Prague, Sept 10 (CTK) – The costs of Czech hospitals securing organs for transplants from dead donors will be covered, according to an amendment to the ministry decree that takes effect in January 2016, Health Minister Svatopluk Nemecek (Social Democrats, CSSD) told reporters Thursday.
The amendment will define a new treatment to be covered with 10,000 crowns per patient who is a recipient of an organ or organs from a dead donor.
The Health Ministry thereby wants to motivate health care facilities to cooperate in the transplant programme, Nemecek added.

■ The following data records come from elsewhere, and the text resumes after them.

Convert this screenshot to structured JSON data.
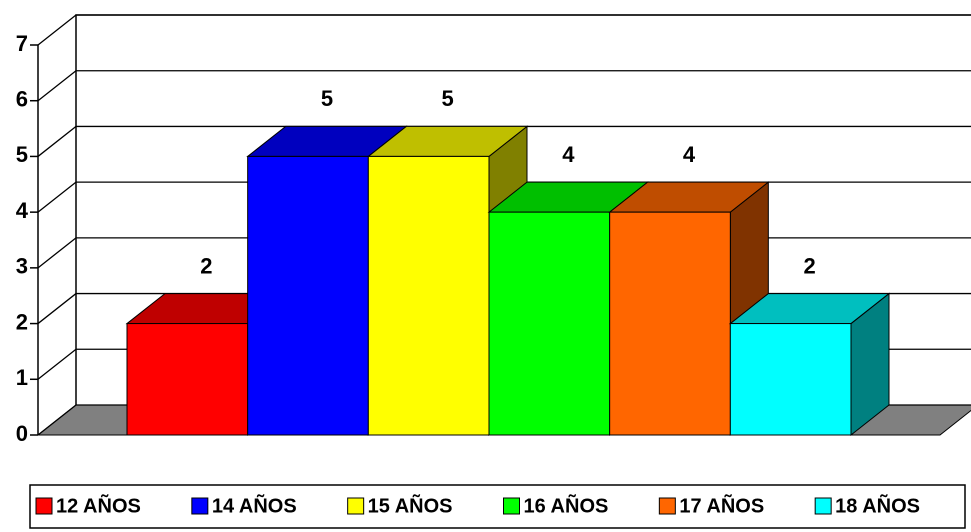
{
  "chart_data": {
    "type": "bar3d",
    "series": [
      {
        "name": "12 AÑOS",
        "color": "#ff0000",
        "values": [
          2
        ]
      },
      {
        "name": "14 AÑOS",
        "color": "#0000ff",
        "values": [
          5
        ]
      },
      {
        "name": "15 AÑOS",
        "color": "#ffff00",
        "values": [
          5
        ]
      },
      {
        "name": "16 AÑOS",
        "color": "#00ff00",
        "values": [
          4
        ]
      },
      {
        "name": "17 AÑOS",
        "color": "#ff6600",
        "values": [
          4
        ]
      },
      {
        "name": "18 AÑOS",
        "color": "#00ffff",
        "values": [
          2
        ]
      }
    ],
    "ylim": [
      0,
      7
    ],
    "yticks": [
      0,
      1,
      2,
      3,
      4,
      5,
      6,
      7
    ],
    "grid": true,
    "legend": "bottom"
  }
}
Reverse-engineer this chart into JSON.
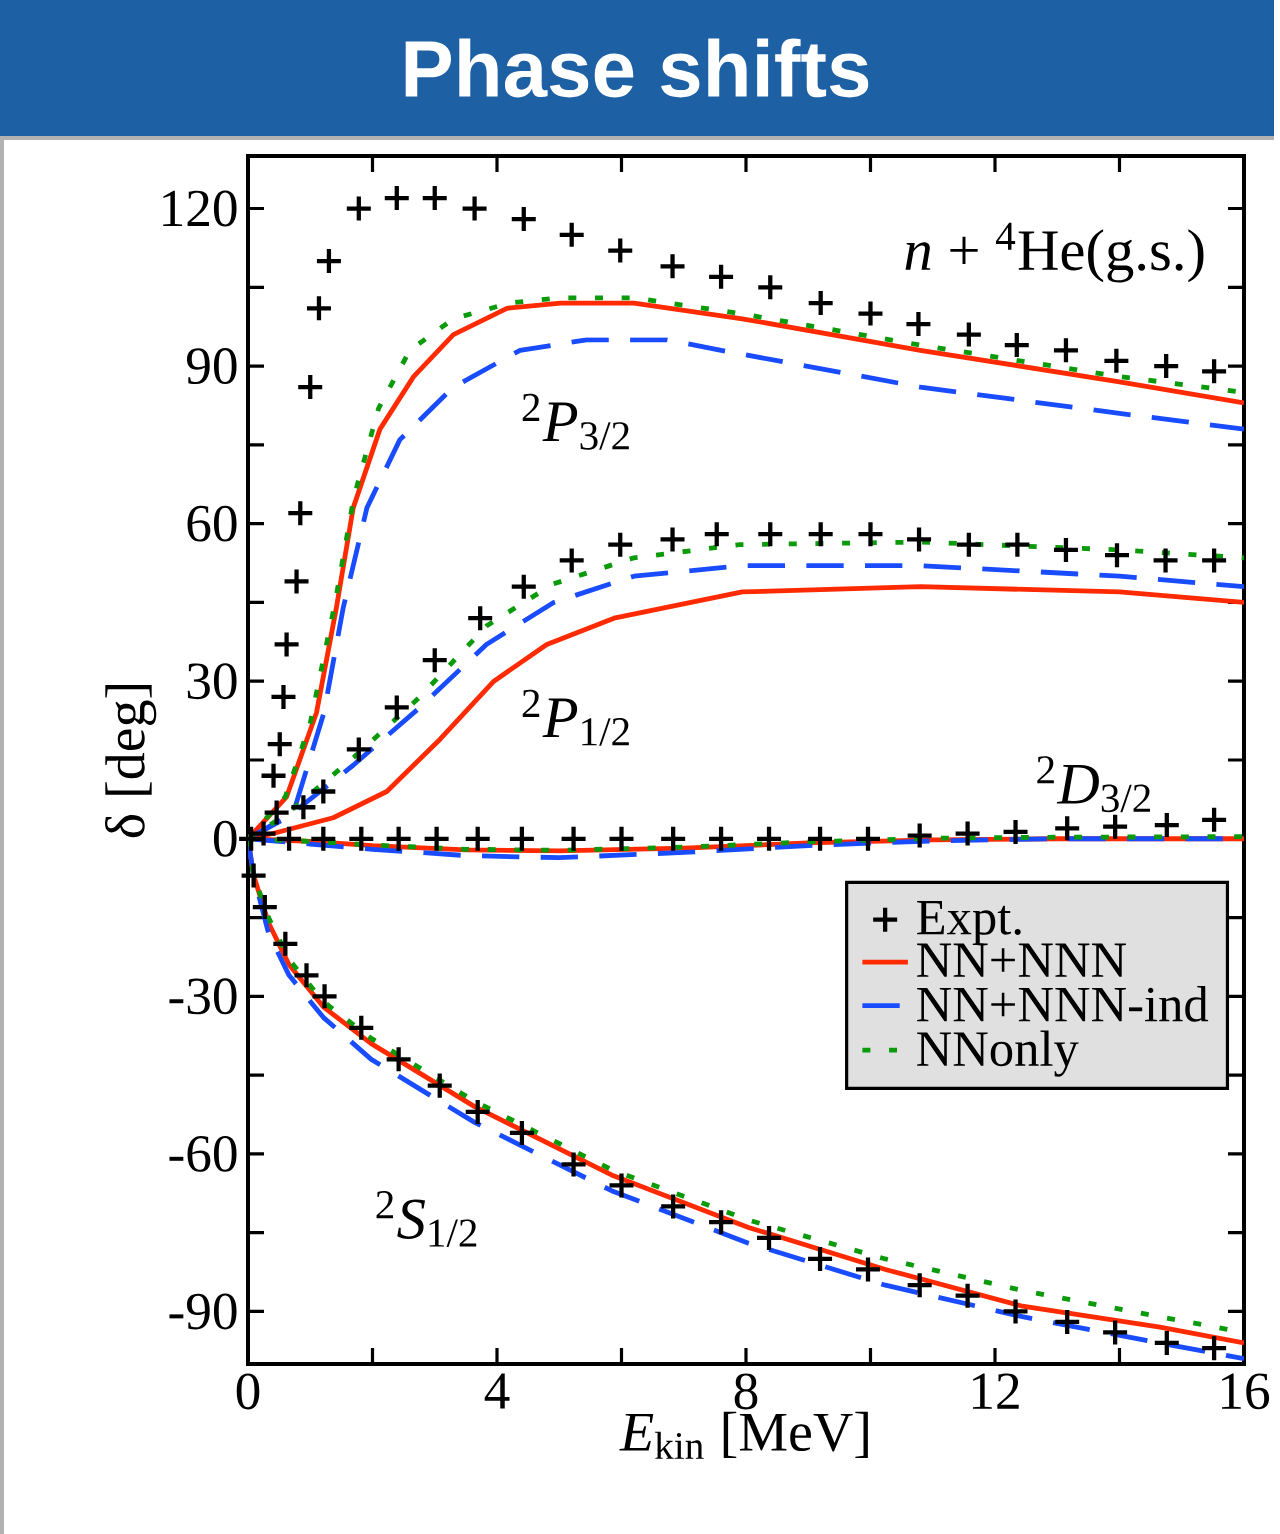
{
  "chart_data": {
    "type": "line",
    "title": "Phase shifts",
    "xlabel": "*E*$_{kin}$ [MeV]",
    "ylabel": "δ [deg]",
    "xlim": [
      0,
      16
    ],
    "ylim": [
      -100,
      130
    ],
    "xticks": [
      0,
      {
        "value": 2,
        "label": null
      },
      4,
      {
        "value": 6,
        "label": null
      },
      8,
      {
        "value": 10,
        "label": null
      },
      12,
      {
        "value": 14,
        "label": null
      },
      16
    ],
    "yticks": [
      -90,
      {
        "value": -75,
        "label": null
      },
      -60,
      {
        "value": -45,
        "label": null
      },
      -30,
      {
        "value": -15,
        "label": null
      },
      0,
      {
        "value": 15,
        "label": null
      },
      30,
      {
        "value": 45,
        "label": null
      },
      60,
      {
        "value": 75,
        "label": null
      },
      90,
      {
        "value": 105,
        "label": null
      },
      120
    ],
    "grid": false,
    "legend": "right",
    "annotations": [
      "*n* + $^{4}$He(g.s.)",
      "$^{2}$*P*$_{3/2}$",
      "$^{2}$*P*$_{1/2}$",
      "$^{2}$*D*$_{3/2}$",
      "$^{2}$*S*$_{1/2}$"
    ],
    "series": [
      {
        "name": "Expt.",
        "type": "scatter",
        "marker": "cross",
        "color": "#000000",
        "x": [
          0.25,
          0.41,
          0.51,
          0.57,
          0.62,
          0.78,
          0.84,
          1.0,
          1.14,
          1.3,
          1.78,
          2.39,
          3.0,
          3.64,
          4.43,
          5.2,
          5.98,
          6.82,
          7.6,
          8.39,
          9.2,
          10.0,
          10.77,
          11.58,
          12.35,
          13.14,
          13.95,
          14.75,
          15.52,
          0.46,
          0.89,
          1.21,
          1.78,
          2.39,
          3.0,
          3.73,
          4.43,
          5.2,
          5.98,
          6.82,
          7.53,
          8.39,
          9.2,
          10.0,
          10.78,
          11.58,
          12.36,
          13.14,
          13.96,
          14.74,
          15.52,
          0.05,
          0.66,
          1.21,
          1.82,
          2.42,
          3.03,
          3.69,
          4.4,
          5.23,
          6.0,
          6.83,
          7.6,
          8.37,
          9.19,
          9.96,
          10.79,
          11.56,
          12.33,
          13.16,
          13.93,
          14.76,
          15.52,
          0.09,
          0.27,
          0.6,
          0.94,
          1.23,
          1.82,
          2.42,
          3.08,
          3.69,
          4.4,
          5.23,
          6.0,
          6.83,
          7.6,
          8.37,
          9.19,
          9.96,
          10.79,
          11.56,
          12.33,
          13.16,
          13.93,
          14.76,
          15.52
        ],
        "values": [
          1,
          12,
          18,
          27,
          37,
          49,
          62,
          86,
          101,
          110,
          120,
          122,
          122,
          120,
          118,
          115,
          112,
          109,
          107,
          105,
          102,
          100,
          98,
          96,
          94,
          93,
          91,
          90,
          89,
          5,
          6,
          9,
          17,
          25,
          34,
          42,
          48,
          53,
          56,
          57,
          58,
          58,
          58,
          58,
          57,
          56,
          56,
          55,
          54,
          53,
          53,
          0,
          0,
          0,
          0,
          0,
          0,
          0,
          0,
          0,
          0,
          0,
          0,
          0,
          0,
          0,
          0.6,
          1.0,
          1.3,
          2.0,
          2.3,
          2.6,
          3.6,
          -7,
          -13,
          -20,
          -26,
          -30,
          -36,
          -42,
          -47,
          -52,
          -56,
          -62,
          -66,
          -70,
          -73,
          -76,
          -80,
          -82,
          -85,
          -87,
          -90,
          -92,
          -94,
          -96,
          -97
        ]
      },
      {
        "name": "NN+NNN",
        "color": "#ff2a00",
        "line_style": "solid",
        "x": [
          0,
          0.62,
          1.1,
          1.42,
          1.69,
          2.12,
          2.66,
          3.3,
          4.16,
          5.02,
          6.2,
          7.94,
          10.8,
          14.0,
          16
        ],
        "values": [
          0,
          8,
          24,
          44,
          63,
          78,
          88,
          96,
          101,
          102,
          102,
          99,
          93,
          87,
          83
        ]
      },
      {
        "name": "NN+NNN-ind",
        "color": "#1a4cff",
        "line_style": "dashed",
        "x": [
          0,
          0.73,
          1.22,
          1.53,
          1.91,
          2.44,
          3.3,
          4.37,
          5.44,
          6.73,
          7.6,
          10.8,
          14.0,
          16
        ],
        "values": [
          0,
          5,
          24,
          44,
          63,
          76,
          86,
          93,
          95,
          95,
          93,
          86,
          81,
          78
        ]
      },
      {
        "name": "NNonly",
        "color": "#0a9a0a",
        "line_style": "dotted",
        "x": [
          0,
          0.6,
          1.0,
          1.4,
          1.7,
          2.1,
          2.6,
          3.3,
          4.2,
          5.0,
          6.2,
          7.9,
          10.8,
          14.0,
          16
        ],
        "values": [
          0,
          8,
          22,
          45,
          65,
          82,
          93,
          99,
          102,
          103,
          103,
          100,
          94,
          88,
          85
        ]
      },
      {
        "color": "#ff2a00",
        "line_style": "solid",
        "x": [
          0,
          0.4,
          1.37,
          2.23,
          3.09,
          3.95,
          4.8,
          5.88,
          7.94,
          10.8,
          14.0,
          16
        ],
        "values": [
          0,
          1,
          4,
          9,
          19,
          30,
          37,
          42,
          47,
          48,
          47,
          45
        ]
      },
      {
        "color": "#1a4cff",
        "line_style": "dashed",
        "x": [
          0,
          0.62,
          1.69,
          2.76,
          3.83,
          4.91,
          6.2,
          7.94,
          10.8,
          14.0,
          16
        ],
        "values": [
          0,
          4,
          14,
          25,
          37,
          45,
          50,
          52,
          52,
          50,
          48
        ]
      },
      {
        "color": "#0a9a0a",
        "line_style": "dotted",
        "x": [
          0,
          0.6,
          1.7,
          2.76,
          3.83,
          4.9,
          6.2,
          7.9,
          10.8,
          14.0,
          16
        ],
        "values": [
          0,
          4.5,
          15.5,
          27,
          40.5,
          48.5,
          53.5,
          56,
          56.5,
          55,
          53.5
        ]
      },
      {
        "color": "#ff2a00",
        "line_style": "solid",
        "x": [
          0,
          1,
          2,
          3.5,
          5,
          7,
          9,
          11,
          13,
          16
        ],
        "values": [
          0,
          -0.5,
          -1.3,
          -2.1,
          -2.3,
          -1.8,
          -0.8,
          -0.2,
          0,
          0
        ]
      },
      {
        "color": "#1a4cff",
        "line_style": "dashed",
        "x": [
          0,
          1,
          2,
          3.5,
          5,
          7,
          9,
          11,
          13,
          16
        ],
        "values": [
          0,
          -1,
          -2,
          -3.2,
          -3.6,
          -2.6,
          -1.3,
          -0.4,
          0,
          0
        ]
      },
      {
        "color": "#0a9a0a",
        "line_style": "dotted",
        "x": [
          0,
          1,
          2,
          3.5,
          5,
          7,
          9,
          11,
          13,
          16
        ],
        "values": [
          0,
          -0.5,
          -1.2,
          -2,
          -2.2,
          -1.6,
          -0.6,
          0.1,
          0.3,
          0.4
        ]
      },
      {
        "color": "#ff2a00",
        "line_style": "solid",
        "x": [
          0,
          0.09,
          0.33,
          0.66,
          1.21,
          1.98,
          3.64,
          5.84,
          8.04,
          10.24,
          12.44,
          14.65,
          16
        ],
        "values": [
          0,
          -7,
          -16,
          -24,
          -32,
          -39,
          -51,
          -64,
          -74,
          -82,
          -89,
          -93,
          -96
        ]
      },
      {
        "color": "#1a4cff",
        "line_style": "dashed",
        "x": [
          0,
          0.09,
          0.33,
          0.66,
          1.21,
          1.98,
          3.64,
          5.84,
          8.04,
          10.24,
          12.44,
          14.65,
          16
        ],
        "values": [
          0,
          -7,
          -18,
          -26,
          -34,
          -42,
          -54,
          -67,
          -77,
          -85,
          -91,
          -96,
          -99
        ]
      },
      {
        "color": "#0a9a0a",
        "line_style": "dotted",
        "x": [
          0,
          0.09,
          0.33,
          0.66,
          1.21,
          1.98,
          3.64,
          5.84,
          8.04,
          10.24,
          12.44,
          14.65,
          16
        ],
        "values": [
          0,
          -7,
          -15,
          -23,
          -31,
          -38,
          -50,
          -63,
          -72.6,
          -80,
          -86,
          -91,
          -94
        ]
      }
    ]
  }
}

Health care personnel in regional hospitals must be motivated to preserve the organs of dead patients in a good condition to enable their use for transplants.
Transplant Coordination Centre director Milos Adamec pointed out that the approach of health care facilities was not uniform.
“There are some 100 donor’s hospitals. About two-thirds of them have ever provided a donor. However, there are also hospitals that have never provided any,” Adamec said.
Nevertheless, the financial motivation is not the only aspect that plays a role in the hospitals’ accommodating approach. It depends, for instance, on the personnel’s education level, Adamec added.
The amendment is the first step and others will follow, he added.
There are seven transplant centres in the Czech Republic with some 10.5-million inhabitants.
They provide transplants of heart, lungs, liver, kidney, pancreas, small intestine and the islets of Langerhans. A total of 378 transplants were performed in them in the first half of this year, more than 200 of which were kidney transplants.